II. Les questions en litige et la norme de contrôle

[10] La demande soulève les questions suivantes : 1) Était‑il déraisonnable que la SAR confirme la décision de la SPR fondée sur un guide jurisprudentiel désormais révoqué? 2) La SAR a‑t‑elle déraisonnablement analysé le premier volet du critère relatif à la PRI? 3) La SAR a‑t‑elle déraisonnablement évalué le second volet du critère relatif à la PRI?

[11] Les parties conviennent que la norme de contrôle applicable est celle de la décision raisonnable, conformément à l’arrêt Canada (Ministre de la Citoyenneté et de l’Immigration) c Vavilov, 2019 CSC 65 [Vavilov].

[12] Le contrôle selon la norme de la décision raisonnable est empreint de déférence, mais rigoureux : Vavilov, aux para 12-13. La cour de révision doit décider si la décision faisant l’objet du contrôle, qui comprend à la fois le raisonnement suivi et le résultat obtenu, est transparente, intelligible et justifiée : Vavilov, au para 15. Une décision raisonnable doit être « fondée sur une analyse intrinsèquement cohérente et rationnelle et est justifiée au regard des contraintes juridiques et factuelles auxquelles le décideur est assujetti » : Vavilov, au para 85. Le caractère raisonnable de la décision dépend du contexte administratif, du dossier dont dispose le décideur et de l’incidence de la décision sur les personnes qui en subissent les conséquences : Vavilov, aux para 88‑90, 94, 133‑135.

[13] Pour qu’une décision soit jugée déraisonnable, le demandeur doit démontrer qu’elle souffre de lacunes suffisamment capitales ou importantes : Vavilov, au para 100. Les erreurs que comporte une décision, ou les préoccupations qu’elle soulève, ne justifient pas toutes une intervention.
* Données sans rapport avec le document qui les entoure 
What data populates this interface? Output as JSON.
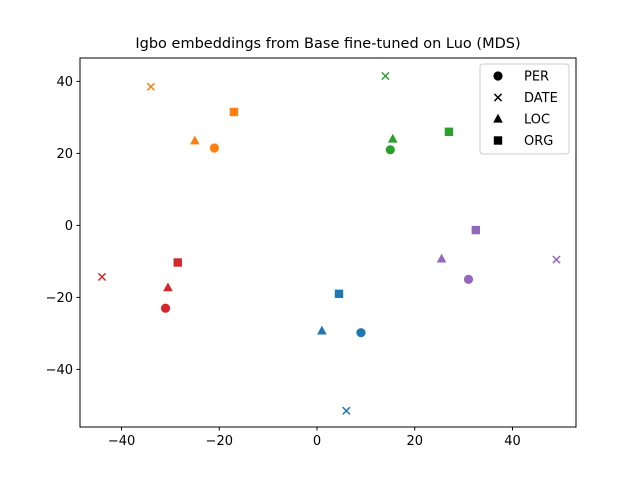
{
  "chart_data": {
    "type": "scatter",
    "title": "Igbo embeddings from Base fine-tuned on Luo (MDS)",
    "xlabel": "",
    "ylabel": "",
    "xlim": [
      -48.5,
      53
    ],
    "ylim": [
      -56,
      46.5
    ],
    "xticks": [
      -40,
      -20,
      0,
      20,
      40
    ],
    "yticks": [
      -40,
      -20,
      0,
      20,
      40
    ],
    "xtick_labels": [
      "−40",
      "−20",
      "0",
      "20",
      "40"
    ],
    "ytick_labels": [
      "−40",
      "−20",
      "0",
      "20",
      "40"
    ],
    "grid": false,
    "legend": {
      "placement": "top-right",
      "entries": [
        {
          "label": "PER",
          "marker": "circle"
        },
        {
          "label": "DATE",
          "marker": "x"
        },
        {
          "label": "LOC",
          "marker": "triangle"
        },
        {
          "label": "ORG",
          "marker": "square"
        }
      ]
    },
    "series": [
      {
        "color": "#1f77b4",
        "points": [
          {
            "x": 9.0,
            "y": -29.8,
            "marker": "circle"
          },
          {
            "x": 6.0,
            "y": -51.5,
            "marker": "x"
          },
          {
            "x": 1.0,
            "y": -29.3,
            "marker": "triangle"
          },
          {
            "x": 4.5,
            "y": -19.0,
            "marker": "square"
          }
        ]
      },
      {
        "color": "#ff7f0e",
        "points": [
          {
            "x": -21.0,
            "y": 21.5,
            "marker": "circle"
          },
          {
            "x": -34.0,
            "y": 38.5,
            "marker": "x"
          },
          {
            "x": -25.0,
            "y": 23.5,
            "marker": "triangle"
          },
          {
            "x": -17.0,
            "y": 31.5,
            "marker": "square"
          }
        ]
      },
      {
        "color": "#2ca02c",
        "points": [
          {
            "x": 15.0,
            "y": 21.0,
            "marker": "circle"
          },
          {
            "x": 14.0,
            "y": 41.5,
            "marker": "x"
          },
          {
            "x": 15.5,
            "y": 24.0,
            "marker": "triangle"
          },
          {
            "x": 27.0,
            "y": 26.0,
            "marker": "square"
          }
        ]
      },
      {
        "color": "#d62728",
        "points": [
          {
            "x": -31.0,
            "y": -23.0,
            "marker": "circle"
          },
          {
            "x": -44.0,
            "y": -14.3,
            "marker": "x"
          },
          {
            "x": -30.5,
            "y": -17.3,
            "marker": "triangle"
          },
          {
            "x": -28.5,
            "y": -10.3,
            "marker": "square"
          }
        ]
      },
      {
        "color": "#9467bd",
        "points": [
          {
            "x": 31.0,
            "y": -15.0,
            "marker": "circle"
          },
          {
            "x": 49.0,
            "y": -9.5,
            "marker": "x"
          },
          {
            "x": 25.5,
            "y": -9.3,
            "marker": "triangle"
          },
          {
            "x": 32.5,
            "y": -1.3,
            "marker": "square"
          }
        ]
      }
    ]
  }
}
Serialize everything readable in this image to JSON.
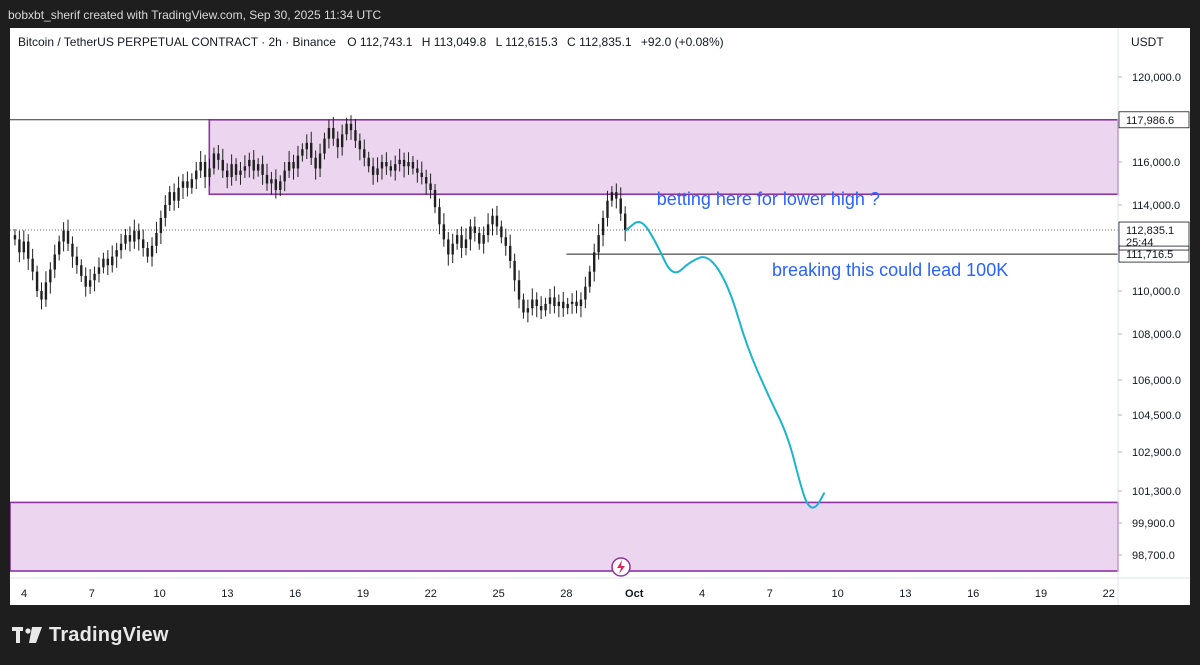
{
  "credit": "bobxbt_sherif created with TradingView.com, Sep 30, 2025 11:34 UTC",
  "brand": "TradingView",
  "colors": {
    "zone_fill": "#ecd5ef",
    "zone_border": "#8b33a0",
    "path": "#1ab4cf",
    "annotation": "#2962ff",
    "candle": "#1f1f1f"
  },
  "chart_data": {
    "type": "candlestick",
    "title": "Bitcoin / TetherUS PERPETUAL CONTRACT · 2h · Binance",
    "ohlc": {
      "o_label": "O",
      "o": "112,743.1",
      "h_label": "H",
      "h": "113,049.8",
      "l_label": "L",
      "l": "112,615.3",
      "c_label": "C",
      "c": "112,835.1",
      "change": "+92.0 (+0.08%)"
    },
    "currency": "USDT",
    "y_ticks": [
      {
        "value": 120000,
        "label": "120,000.0"
      },
      {
        "value": 116000,
        "label": "116,000.0"
      },
      {
        "value": 114000,
        "label": "114,000.0"
      },
      {
        "value": 110000,
        "label": "110,000.0"
      },
      {
        "value": 108000,
        "label": "108,000.0"
      },
      {
        "value": 106000,
        "label": "106,000.0"
      },
      {
        "value": 104500,
        "label": "104,500.0"
      },
      {
        "value": 102900,
        "label": "102,900.0"
      },
      {
        "value": 101300,
        "label": "101,300.0"
      },
      {
        "value": 99900,
        "label": "99,900.0"
      },
      {
        "value": 98700,
        "label": "98,700.0"
      }
    ],
    "x_ticks": [
      {
        "day": 4,
        "label": "4"
      },
      {
        "day": 7,
        "label": "7"
      },
      {
        "day": 10,
        "label": "10"
      },
      {
        "day": 13,
        "label": "13"
      },
      {
        "day": 16,
        "label": "16"
      },
      {
        "day": 19,
        "label": "19"
      },
      {
        "day": 22,
        "label": "22"
      },
      {
        "day": 25,
        "label": "25"
      },
      {
        "day": 28,
        "label": "28"
      },
      {
        "day": 31,
        "label": "Oct"
      },
      {
        "day": 34,
        "label": "4"
      },
      {
        "day": 37,
        "label": "7"
      },
      {
        "day": 40,
        "label": "10"
      },
      {
        "day": 43,
        "label": "13"
      },
      {
        "day": 46,
        "label": "16"
      },
      {
        "day": 49,
        "label": "19"
      },
      {
        "day": 52,
        "label": "22"
      }
    ],
    "price_labels": {
      "zone_top": "117,986.6",
      "current": "112,835.1",
      "countdown": "25:44",
      "level": "111,716.5"
    },
    "levels": {
      "supply_top": 117986.6,
      "supply_bottom": 114500,
      "demand_top": 100800,
      "demand_bottom": 98100,
      "support": 111716.5,
      "current": 112835.1
    },
    "supply_zone_start_day": 12.2,
    "support_line_start_day": 28,
    "candles_close": [
      112400,
      111800,
      112300,
      111500,
      110900,
      110000,
      109600,
      110400,
      111000,
      111700,
      112300,
      112800,
      112200,
      111600,
      111200,
      110700,
      110200,
      110500,
      110800,
      111100,
      111500,
      111200,
      111600,
      111900,
      112200,
      112600,
      112300,
      112800,
      112400,
      112000,
      111600,
      112100,
      112700,
      113400,
      114000,
      114600,
      114200,
      114800,
      115100,
      114800,
      115200,
      115600,
      116000,
      115300,
      115700,
      116400,
      116100,
      115600,
      115300,
      115900,
      115400,
      115600,
      115800,
      116100,
      115600,
      115900,
      115400,
      115000,
      115200,
      114700,
      115100,
      115600,
      116000,
      115700,
      116300,
      116600,
      116900,
      116200,
      115700,
      116400,
      117100,
      117600,
      117100,
      116700,
      117300,
      117800,
      117500,
      117000,
      116600,
      116200,
      115800,
      115400,
      115700,
      116000,
      115800,
      115600,
      115900,
      116100,
      115800,
      116000,
      115700,
      115500,
      115300,
      115000,
      114700,
      113900,
      113100,
      112400,
      111700,
      112200,
      112600,
      112000,
      112400,
      113000,
      112700,
      112200,
      112600,
      113100,
      113500,
      113000,
      112500,
      112100,
      111400,
      110500,
      109600,
      109000,
      109200,
      109600,
      109300,
      109100,
      109400,
      109700,
      109300,
      109500,
      109200,
      109400,
      109500,
      109300,
      109600,
      110200,
      110900,
      111800,
      112600,
      113400,
      114200,
      114600,
      114300,
      113600,
      112835
    ],
    "candles_start_day": 3.6,
    "candles_end_day": 30.6,
    "projection": [
      {
        "day": 30.65,
        "price": 112835
      },
      {
        "day": 31.3,
        "price": 113400
      },
      {
        "day": 32.0,
        "price": 112200
      },
      {
        "day": 32.7,
        "price": 110600
      },
      {
        "day": 33.5,
        "price": 111400
      },
      {
        "day": 34.3,
        "price": 111700
      },
      {
        "day": 35.2,
        "price": 110200
      },
      {
        "day": 36.0,
        "price": 107400
      },
      {
        "day": 37.0,
        "price": 105200
      },
      {
        "day": 37.8,
        "price": 103600
      },
      {
        "day": 38.4,
        "price": 101400
      },
      {
        "day": 38.7,
        "price": 100600
      },
      {
        "day": 39.05,
        "price": 100550
      },
      {
        "day": 39.4,
        "price": 101200
      }
    ],
    "annotations": [
      {
        "text": "betting here for lower high ?",
        "day": 32.0,
        "price": 114000
      },
      {
        "text": "breaking this could lead 100K",
        "day": 37.1,
        "price": 110700
      }
    ]
  }
}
La cour de révision doit s’abstenir d’apprécier à nouveau la preuve examinée par le décideur et, à moins de circonstances exceptionnelles, ne doit pas modifier les conclusions de fait de celui-ci : Vavilov, au para 125. Les lacunes ou insuffisances reprochées ne doivent pas être simplement superficielles ni accessoires par rapport au fond de la décision, ni constituer une « erreur mineure » : Vavilov, au para 100.

III. Analyse

[14] Les parties s’entendent sur le critère à appliquer pour conclure à l’existence d’une PRI viable, à savoir que le demandeur d’asile ne peut démontrer 1) qu’il risque sérieusement d’être persécuté dans l’endroit proposé comme PRI et 2) qu’il serait déraisonnable pour lui, compte tenu des circonstances, d’y chercher refuge.
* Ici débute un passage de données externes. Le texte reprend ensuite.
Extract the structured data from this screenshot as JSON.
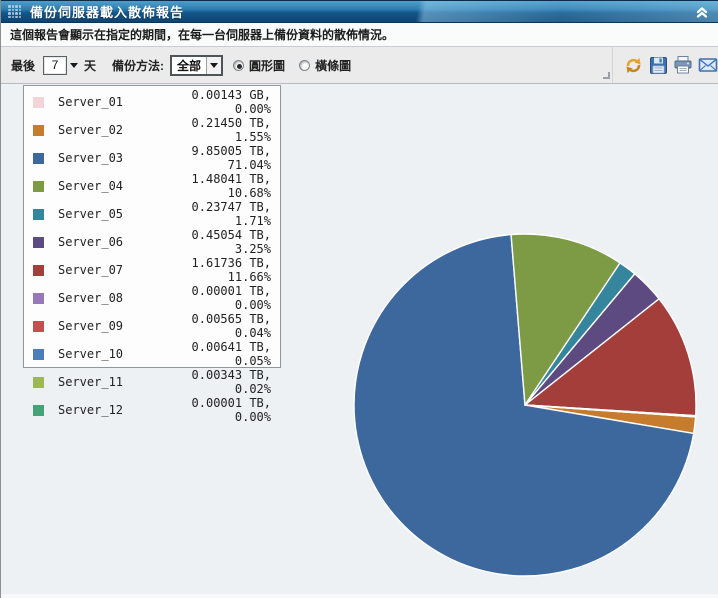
{
  "window": {
    "title": "備份伺服器載入散佈報告",
    "description": "這個報告會顯示在指定的期間，在每一台伺服器上備份資料的散佈情況。"
  },
  "toolbar": {
    "last_label": "最後",
    "days_value": "7",
    "days_unit": "天",
    "backup_method_label": "備份方法:",
    "backup_method_value": "全部",
    "chart_type_options": [
      {
        "label": "圓形圖",
        "selected": true
      },
      {
        "label": "橫條圖",
        "selected": false
      }
    ],
    "icons": [
      "refresh-icon",
      "save-icon",
      "print-icon",
      "email-icon"
    ]
  },
  "chart_data": {
    "type": "pie",
    "title": "",
    "legend_position": "top-left",
    "start_angle_deg": 94,
    "categories": [
      "Server_01",
      "Server_02",
      "Server_03",
      "Server_04",
      "Server_05",
      "Server_06",
      "Server_07",
      "Server_08",
      "Server_09",
      "Server_10",
      "Server_11",
      "Server_12"
    ],
    "values": [
      0.0,
      1.55,
      71.04,
      10.68,
      1.71,
      3.25,
      11.66,
      0.0,
      0.04,
      0.05,
      0.02,
      0.0
    ],
    "slices": [
      {
        "name": "Server_01",
        "size_label": "0.00143 GB, 0.00%",
        "percent": 0.0,
        "color": "#f5d4d8"
      },
      {
        "name": "Server_02",
        "size_label": "0.21450 TB, 1.55%",
        "percent": 1.55,
        "color": "#c77c2d"
      },
      {
        "name": "Server_03",
        "size_label": "9.85005 TB, 71.04%",
        "percent": 71.04,
        "color": "#3c689d"
      },
      {
        "name": "Server_04",
        "size_label": "1.48041 TB, 10.68%",
        "percent": 10.68,
        "color": "#7d9b45"
      },
      {
        "name": "Server_05",
        "size_label": "0.23747 TB, 1.71%",
        "percent": 1.71,
        "color": "#35859c"
      },
      {
        "name": "Server_06",
        "size_label": "0.45054 TB, 3.25%",
        "percent": 3.25,
        "color": "#5d4a80"
      },
      {
        "name": "Server_07",
        "size_label": "1.61736 TB, 11.66%",
        "percent": 11.66,
        "color": "#a33e3a"
      },
      {
        "name": "Server_08",
        "size_label": "0.00001 TB, 0.00%",
        "percent": 0.0,
        "color": "#9779b9"
      },
      {
        "name": "Server_09",
        "size_label": "0.00565 TB, 0.04%",
        "percent": 0.04,
        "color": "#c4504d"
      },
      {
        "name": "Server_10",
        "size_label": "0.00641 TB, 0.05%",
        "percent": 0.05,
        "color": "#4c7db8"
      },
      {
        "name": "Server_11",
        "size_label": "0.00343 TB, 0.02%",
        "percent": 0.02,
        "color": "#9cb854"
      },
      {
        "name": "Server_12",
        "size_label": "0.00001 TB, 0.00%",
        "percent": 0.0,
        "color": "#45a477"
      }
    ]
  }
}
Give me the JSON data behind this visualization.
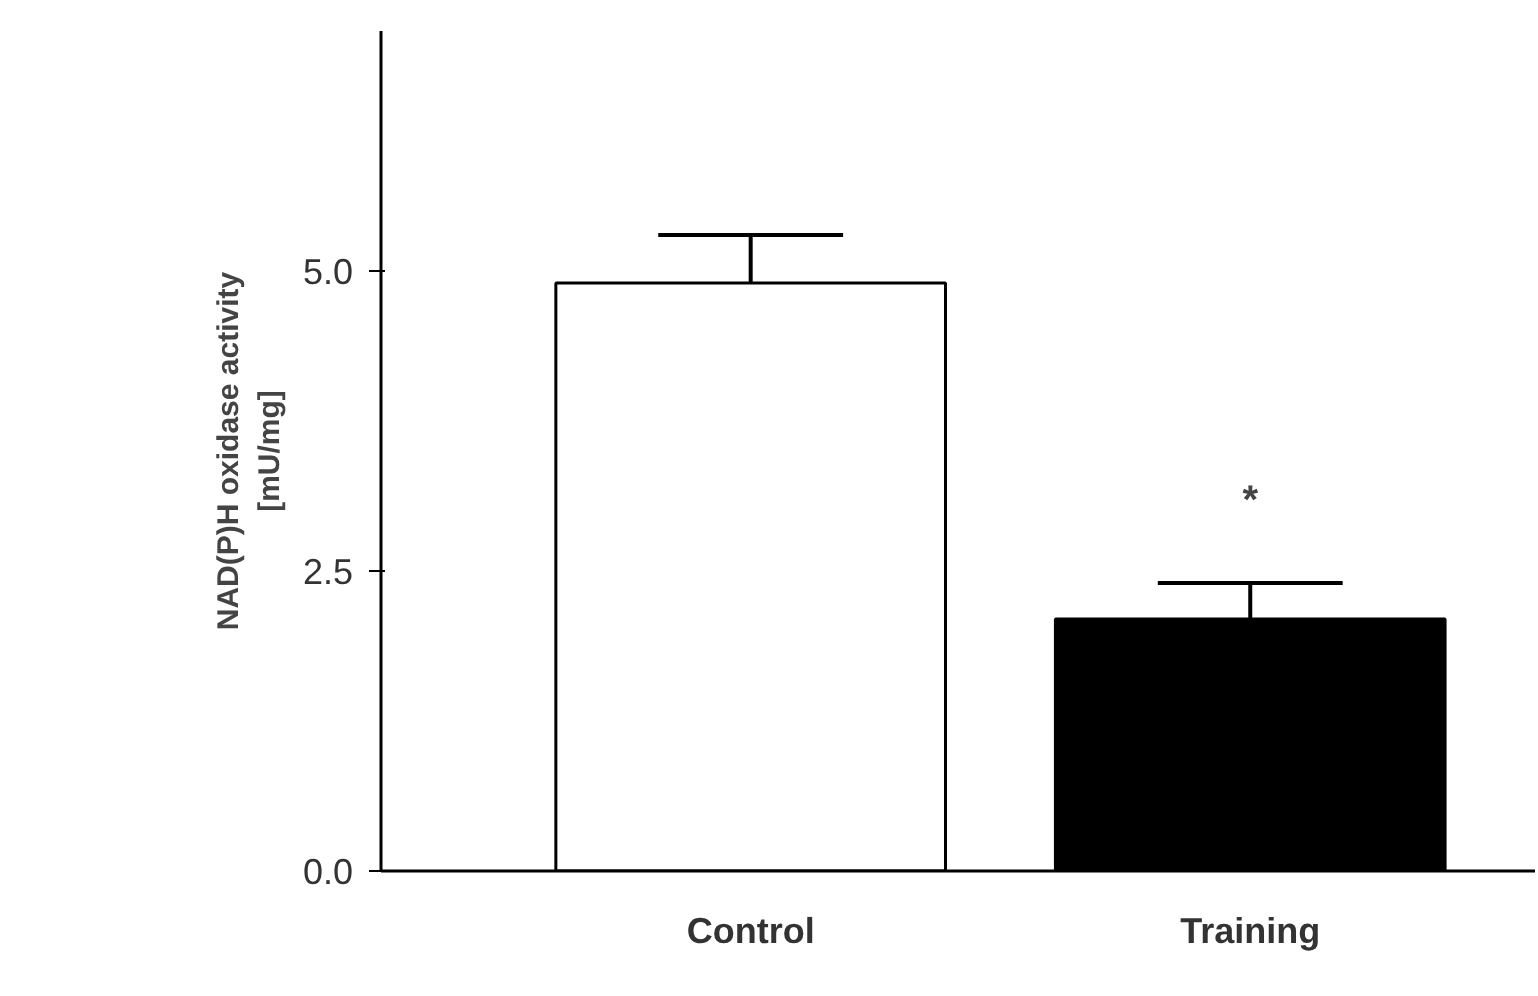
{
  "chart_data": {
    "type": "bar",
    "ylabel": "NAD(P)H oxidase activity\n[mU/mg]",
    "categories": [
      "Control",
      "Training"
    ],
    "values": [
      4.9,
      2.1
    ],
    "colors": [
      "#ffffff",
      "#000000"
    ],
    "errors": [
      [
        4.9,
        5.3
      ],
      [
        2.1,
        2.4
      ]
    ],
    "ylim": [
      0,
      7
    ],
    "yticks": [
      {
        "value": 0,
        "label": "0.0"
      },
      {
        "value": 2.5,
        "label": "2.5"
      },
      {
        "value": 5,
        "label": "5.0"
      }
    ],
    "annotations": [
      "*"
    ],
    "grid": false
  }
}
A. Premier volet du critère relatif à la PRI

(1) La SAR a‑t‑elle rejeté à tort le nouvel élément de preuve?

[15] Les demandeurs soutiennent que la SAR a refusé à tort de tenir compte, à titre de nouvel élément de preuve, de l’affidavit souscrit par le frère de Mme Kanu, dans lequel il affirmait avoir été agressé physiquement par des membres de l’IPOB le 27 décembre 2019 lorsqu’il vivait dans l’ancienne maison des demandeurs à Lagos et que les membres de l’IPOB étaient venus pour chercher les demandeurs.

[16] Selon les demandeurs, la SAR a eu tort de ne pas appliquer les exigences du paragraphe 110(4) de la LIPR avec souplesse, comme l’a affirmé la Cour d’appel fédérale [la CAF] au paragraphe 64 de l’arrêt Canada (Citoyenneté et Immigration) c Singh, 2016 CAF 96 [Singh] : « Il va sans dire que la SAR aura toujours le loisir d’appliquer les exigences du paragraphe 110(4) avec plus ou moins de souplesse selon les circonstances propres à chaque affaire. » Les demandeurs font valoir qu’en l’espèce, surtout compte tenu de l’importance du nouvel élément de preuve par rapport à leur demande et du fait qu’elle a précisément réfuté la conclusion de la SPR sur la question déterminante, la SAR aurait dû faire preuve d’une plus grande souplesse pour décider s’il convenait d’examiner le nouvel élément de preuve.

[17] Le défendeur soutient que la « souplesse » dont il est question au paragraphe 64 de l’arrêt Singh se rapporte aux « conditions implicites » d’admissibilité (c.‑à‑d. la crédibilité, la pertinence, le caractère substantiel, etc.) plutôt qu’aux conditions explicites énoncées dans la loi.

[18] L’argument des demandeurs ne me convainc pas. Peu importe ce que voulait dire la CAF par « souplesse » au paragraphe 64 de l’arrêt Singh, le demandeur, à mon sens, a pris ce commentaire hors contexte.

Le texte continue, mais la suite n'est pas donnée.